La maestra Pedani e il segretario Celzani sono i protagonisti di questo breve e gustoso romanzo di un De Amicis inedito al grande pubblico, anti-retorico, ironico e sensuale. La florida ventisettenne, «larga di spalle e stretta di cintura», niente affatto incline ai sentimentalismi, perché tutta presa dalla diffusione tra i ragazzi della ginnastica educativa, scienza capace di rigenerare il mondo, respinge all’inizio la dichiarazione d’amore del malinconico scrivano, trentenne ma dai modi di un attempato signore di cinquanta, patriota e liberale ma ex seminarista, di cui aveva conservato le movenze, tanto da meritarsi tra gli inquilini della casa il nome di don Celzani.
«Non gli era possibile regger più oltre con quel tormento di desiderio in corpo, inasprito ogni giorno da quegl’incontri, nei quali non gli riusciva neppure di procurarsi il gusto di guardarla». L’altro protagonista del romanzo dunque è proprio il corpo. Non l’anima, ma le membra, ammirate nello sforzo di un esercizio ginnico, ovvero vagheggiate in un abbraccio amoroso.
Intorno a questi tormenti ruotano gli altri personaggi del romanzo. Oltre alla gelosa maestra Zibelli ed al Fassi, con la moglie dotata di una «rozza bellezza di caporalone», il commendatore zio Celzani, il vecchio professor Pedalocchi e la movimentata famiglia dell’ingegner Ginoni.
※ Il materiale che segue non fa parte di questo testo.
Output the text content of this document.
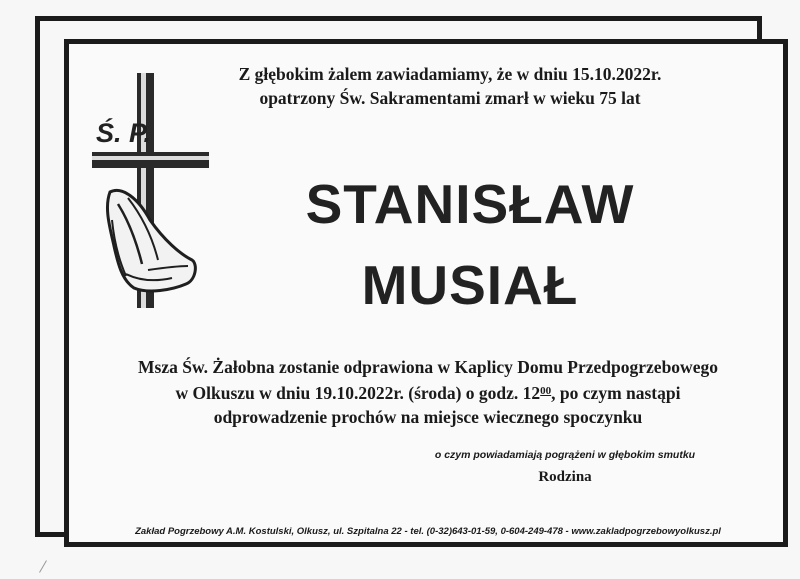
Z głębokim żalem zawiadamiamy, że w dniu 15.10.2022r.
opatrzony Św. Sakramentami zmarł w wieku 75 lat
Ś. P.
STANISŁAW
MUSIAŁ
Msza Św. Żałobna zostanie odprawiona w Kaplicy Domu Przedpogrzebowego
w Olkuszu w dniu 19.10.2022r. (środa) o godz. $12^{00}$, po czym nastąpi
odprowadzenie prochów na miejsce wiecznego spoczynku
o czym powiadamiają pogrążeni w głębokim smutku
Rodzina
Zakład Pogrzebowy A.M. Kostulski, Olkusz, ul. Szpitalna 22 - tel. (0-32)643-01-59, 0-604-249-478 - www.zakladpogrzebowyolkusz.pl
Il De Amicis di "Amore e Ginnastica" non è da libro Cuore. Nelle pagine di questo piccolo romanzo non c’è spazio per pianti antichi o lezioncine morali. Ci troviamo di fronte ad una godibile ed ironica architettura, ad un’inattesa pruderie, tutt’altro che in linea con la retorica bacchettona dell’epoca. Tutta la storia ha un’ambientazione familiare, concentrata in un Palazzo di Torino fin de siècle, dove si consumano con insostenibile leggerezza amori segreti, invidie sociali, modesti successi e piccoli drammi borghesi. Resta anche se sotto traccia la vocazione pedagogica di De Amicis, mentre affiora la forza di un inconfessabile istinto a rompere le regole del conformismo amoroso. La vita, istruzioni per l’uso, si potrebbe dire. Il romanzo sembra inseguire lo schema circolare di Georges Perec, eppure il lettore ha l’impressione di poter finire, prima o poi, dentro un salottino da commedia vaudeville.